Die Nutzung solcher Methoden für diagnostische und therapeutische Zwecke stellt die wohl faszinierendste, gleichzeitig aber zumindest im Bereich von Psychiatrie und Psychotherapie auch die am meisten besorgniserregende Perspektive der digitalen Transformation dar.

Eickhoff und Heinrichs referieren den aktuellen Forschungsstand zur Vorhersage von kognitiven Fähigkeiten, Persönlichkeitsmerkmalen und psychischen Erkrankungen mithilfe maschinellen Lernens. Wenn dabei vom „vorhersagbaren Menschen“ die Rede ist, dessen mentale Zustände durch lernende Algorithmen offengelegt werden können, deren Arbeitsweise es prinzipiell unmöglich macht, ihre Ergebnisse nachzuvollziehen, dann stellen sich sehr grundlegende hermeneutische und anthropologische Fragen. Werden Maschinen vielleicht schon bald messen können, was wir denken und fühlen, werden sie das genuin Subjektive objektivieren und damit den Menschen als Subjekt bedeutungslos machen?

An solchen Fragen setzt die letzte Übersichtsarbeit des Themenheftes an. Fuchs betrachtet vor allem kritisch die digitale Phänotypisierung. Er macht deutlich, dass eine daraus abgeleitete, algorithmenbasierte Diagnostik und Therapie auf der Basis quantifizierbarer Daten unser Verständnis von psychischer Krankheit und den Therapieprozess, aber auch die Beziehung von Arzt und Patient grundlegend qualitativ verändern würde.

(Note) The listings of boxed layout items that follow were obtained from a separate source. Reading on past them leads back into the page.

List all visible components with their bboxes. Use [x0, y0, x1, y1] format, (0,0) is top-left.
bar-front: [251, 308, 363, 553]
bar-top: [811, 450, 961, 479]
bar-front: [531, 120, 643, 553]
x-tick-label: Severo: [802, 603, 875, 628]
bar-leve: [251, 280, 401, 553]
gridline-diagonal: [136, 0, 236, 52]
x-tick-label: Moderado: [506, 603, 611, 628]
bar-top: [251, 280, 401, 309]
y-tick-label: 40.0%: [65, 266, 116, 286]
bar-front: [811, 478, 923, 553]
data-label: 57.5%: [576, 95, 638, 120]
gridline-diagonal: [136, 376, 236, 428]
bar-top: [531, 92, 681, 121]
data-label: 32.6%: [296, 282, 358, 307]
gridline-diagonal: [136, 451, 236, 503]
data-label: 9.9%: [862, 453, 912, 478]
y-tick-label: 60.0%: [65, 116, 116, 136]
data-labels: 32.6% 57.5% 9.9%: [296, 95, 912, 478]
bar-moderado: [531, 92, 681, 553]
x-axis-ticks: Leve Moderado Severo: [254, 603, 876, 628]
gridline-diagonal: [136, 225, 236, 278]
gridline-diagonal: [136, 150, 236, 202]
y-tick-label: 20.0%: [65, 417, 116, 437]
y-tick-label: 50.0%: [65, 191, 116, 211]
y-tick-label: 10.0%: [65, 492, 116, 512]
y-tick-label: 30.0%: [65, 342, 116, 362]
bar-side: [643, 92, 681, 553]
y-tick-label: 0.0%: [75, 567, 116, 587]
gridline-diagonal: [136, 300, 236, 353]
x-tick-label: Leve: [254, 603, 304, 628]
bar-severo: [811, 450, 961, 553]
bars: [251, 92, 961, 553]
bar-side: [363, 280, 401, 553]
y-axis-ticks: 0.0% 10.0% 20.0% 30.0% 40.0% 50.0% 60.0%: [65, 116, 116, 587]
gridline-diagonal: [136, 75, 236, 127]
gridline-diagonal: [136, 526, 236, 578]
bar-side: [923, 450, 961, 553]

Eine digitale Psychiatrie wäre keine „verbesserte“, sondern eine fundamental andere.

Schon vergleichbar einfache Ansätze zur Unterstützung ärztlicher Entscheidungen durch künstliche Intelligenz wie die automatisierte Erkennung maligner Melanome oder die Auswertung von Röntgenbildern haben die Zentrale Ethikkommission der Bundesärztekammer auf den Plan gerufen. Sie hat jüngst in einer ausführlichen Bewertung der Chancen und Risiken KI-basierter Systeme zur Entscheidungsunterstützung ärztlicher Tätigkeit [3] klargestellt, dass alle diagnostischen und therapeutischen Entscheidungen letztlich durch den behandelnden Arzt zu treffen und von ihm zu verantworten sind. Die Grenze zwischen Entscheidungsassistenz und automatisierter Entscheidung dürfe nicht überschritten werden.

Es wird sich zeigen, ob solche ethischen Grundsätze der rasanten technischen Entwicklung standhalten. Nur dann könnte Psychiatrie dauerhaft bleiben, was sie heute ist, nämlich eine medizinische Disziplin, die den Menschen als Subjekt in den Mittelpunkt all ihrer Bemühungen stellt.